O’Grady Talks About Communications For Innovators at March Princeton Tech Meetup
At the Princeton Tech Meetup in March, members learned communications techniques that tech entrepreneurs can use. The speaker was Sean O’Grady, a former TV journalist and online entrepreneur who overcame his own fear of making presentations.
The meeting also featured an interactive speaking exercise in which volunteers from the audience participated.
Gratitude is the best way to start a presentation
At the beginning of every presentation, you have the ability to set the tone, the feeling that the audience will have about you and the feeling you will have for the audience, O’Grady said.
“Gratitude is the single best way that you can start any presentation,” whether you’re on TV, walking into a room filled with a small number of venture capitalists, or presenting to a large crowd, he said.
Once you have thanked the audience, establish your own credibility, O’Grady advised. Then, as if to follow his own counsel, he described some of his professional experience. After he graduated from The College of New Jersey (TCNJ), he went to work for Time Warner, at TV stations in small markets. He next worked at New York One and CNN, and “from there I went national.” But he didn’t like “sticking a microphone is someone’s face” and saying, “How do you feel, now that your father just died?”
In 2006, he said, “I had an opportunity to create a company with a Swedish VC” called “CareerTV.com” (San Francisco, Calif.), a news site designed to help college students get jobs. This was “a really fun time” in his career. After 2010, he went out to Sausalito to help launch Glassdoor.com. “My old CTO at CareerTV became the director of business development at Glassdoor,” where O’Grady became employee number seven. “Talk about a ‘catch fire’ experience!” he said. O’Grady’s role there was a mixture of biz dev and communications.
“I wound up rotating out of Glassdoor because I wanted to come back to the East Coast.” He became a communications professional at Deloitte, where his role was to create content. O’Grady became part of a team that helped prepare Deloitte consultants to go out and speak in the marketplace. After Deloitte, he was the executive producer of the 2012 Paralympic Games, in London.
A sudden change in fortune
“Then the winds of change blew: I got let go.” After a career that had skyrocketed, O’Grady was deeply affected by the sudden change in his fortunes.

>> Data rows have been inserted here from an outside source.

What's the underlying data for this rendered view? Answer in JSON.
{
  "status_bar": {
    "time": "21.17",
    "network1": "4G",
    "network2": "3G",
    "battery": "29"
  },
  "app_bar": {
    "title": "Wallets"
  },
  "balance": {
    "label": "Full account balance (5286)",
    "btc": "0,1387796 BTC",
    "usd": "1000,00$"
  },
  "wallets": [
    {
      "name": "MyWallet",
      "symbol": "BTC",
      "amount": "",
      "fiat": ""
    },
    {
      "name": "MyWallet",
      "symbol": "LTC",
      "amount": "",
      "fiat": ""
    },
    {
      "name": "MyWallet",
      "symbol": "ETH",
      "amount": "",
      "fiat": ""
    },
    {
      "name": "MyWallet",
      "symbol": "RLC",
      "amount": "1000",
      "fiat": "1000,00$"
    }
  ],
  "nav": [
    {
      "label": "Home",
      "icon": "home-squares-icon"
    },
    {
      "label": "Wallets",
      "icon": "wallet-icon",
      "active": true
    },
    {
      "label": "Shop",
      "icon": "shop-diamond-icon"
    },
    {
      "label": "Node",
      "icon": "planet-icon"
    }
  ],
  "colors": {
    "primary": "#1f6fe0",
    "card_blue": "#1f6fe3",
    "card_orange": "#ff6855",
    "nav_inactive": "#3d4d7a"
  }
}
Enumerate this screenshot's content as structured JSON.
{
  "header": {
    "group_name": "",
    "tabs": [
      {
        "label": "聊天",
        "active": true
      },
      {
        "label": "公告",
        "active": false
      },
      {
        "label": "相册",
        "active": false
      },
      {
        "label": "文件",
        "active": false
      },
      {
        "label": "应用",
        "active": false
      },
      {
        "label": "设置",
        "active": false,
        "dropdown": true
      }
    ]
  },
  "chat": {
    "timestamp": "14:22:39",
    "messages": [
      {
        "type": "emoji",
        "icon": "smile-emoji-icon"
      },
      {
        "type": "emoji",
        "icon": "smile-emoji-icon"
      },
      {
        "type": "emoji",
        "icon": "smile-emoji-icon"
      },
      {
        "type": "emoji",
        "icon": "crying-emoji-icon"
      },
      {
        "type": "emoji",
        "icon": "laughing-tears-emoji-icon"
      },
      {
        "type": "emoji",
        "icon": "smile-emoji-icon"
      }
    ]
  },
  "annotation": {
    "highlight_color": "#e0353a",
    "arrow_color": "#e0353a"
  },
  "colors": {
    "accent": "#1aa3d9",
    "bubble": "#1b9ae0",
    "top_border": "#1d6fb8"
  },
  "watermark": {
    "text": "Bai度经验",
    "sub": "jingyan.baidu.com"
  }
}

“I was a person who had become accustomed to making a living by speaking, and I developed a tremor in my right hand,” and would go into interviews and get really nervous and sweat, he said. “If I had something in my hand, it would shake.”
He joined Toastmasters, and “they put this humpty dumpty back together again.”
The day before his unemployment checks ran out, he got a job with a company called “Oxford Communications,” in Lambertville. “I write, direct and produce videos.” Oxford also started leveraging him as an executive coach for corporations and nonprofits. And he is an adjunct professor of public speaking and leadership development at TCNJ.
“The purpose of what I do is to get people comfortable with being uncomfortable.
“At some point, you will be sitting in a room and someone will say, ‘what do you think?’ or ‘tell me about your business’ or maybe a really blunt ‘why should we hire you?’ Being able to answer those questions in an accurate, brief and clear fashion certainly helped me.”
When you speak, always set expectations for your audience, he said. Create a clear path as to where the conversation should go.
True to form, O’Grady set his expectations for the interactive speaking exercise, in which members of the audience would have the chance to practice his techniques.
Breathe and keep on going
He told future speakers not to focus on the problems they were having with speaking because “when you focus on the problem, the problem gets bigger,” but when you focus on the solution, the problem goes away. As an example, O’Grady told the audience how he used to be fearful that he would fidget during his talk, and that focus on the problem made him fidget more.
“What I learned from Toastmasters is to breathe and keep on going.” Repeating that over and over again eventually allowed his tremor to disappear.
Practice makes things better, but not perfect, so don’t try to be perfect, he said. “If you try to memorize your way to being perfect, you are taking away the biggest single value that an individual can add to any meeting, and that is yourself, your humanness.”
Speak in subject–verb–object bursts
He then presented two acronyms, ABC and SVO. ABC stands for “accurate, brief and clear.” “You will never go wrong with ABC,” he said. “If you can be the person in the room that talks the least but says the most, it is going to make a difference.”
SVO stands for “subject, verb and object.” When you need to say something fast, go with SVO, he said. Giving an example from his TV days, O’Grady said “A man shot his wife.”
For an entrepreneur, the lead might be, “We are here today because our business is growing and we need support” or “We are seeing unprecedented growth, and in order for us to meet our next metric we are seeking X thousand dollars.”
O’Grady continued, “If you get into the habit of speaking in subject–verb–object bursts, not only will you look super intelligent compared to other folks who are not speaking this way in the conference room, but if you go on TV, where you have 90 seconds to pitch your product or service, it will be incredibly helpful to speak in sound bites.”
In addition, this formula never fails, he said: Tell them what you are going to tell them, tell them, and then tell them what you told them. People will remember the first thing you said and the last thing you said.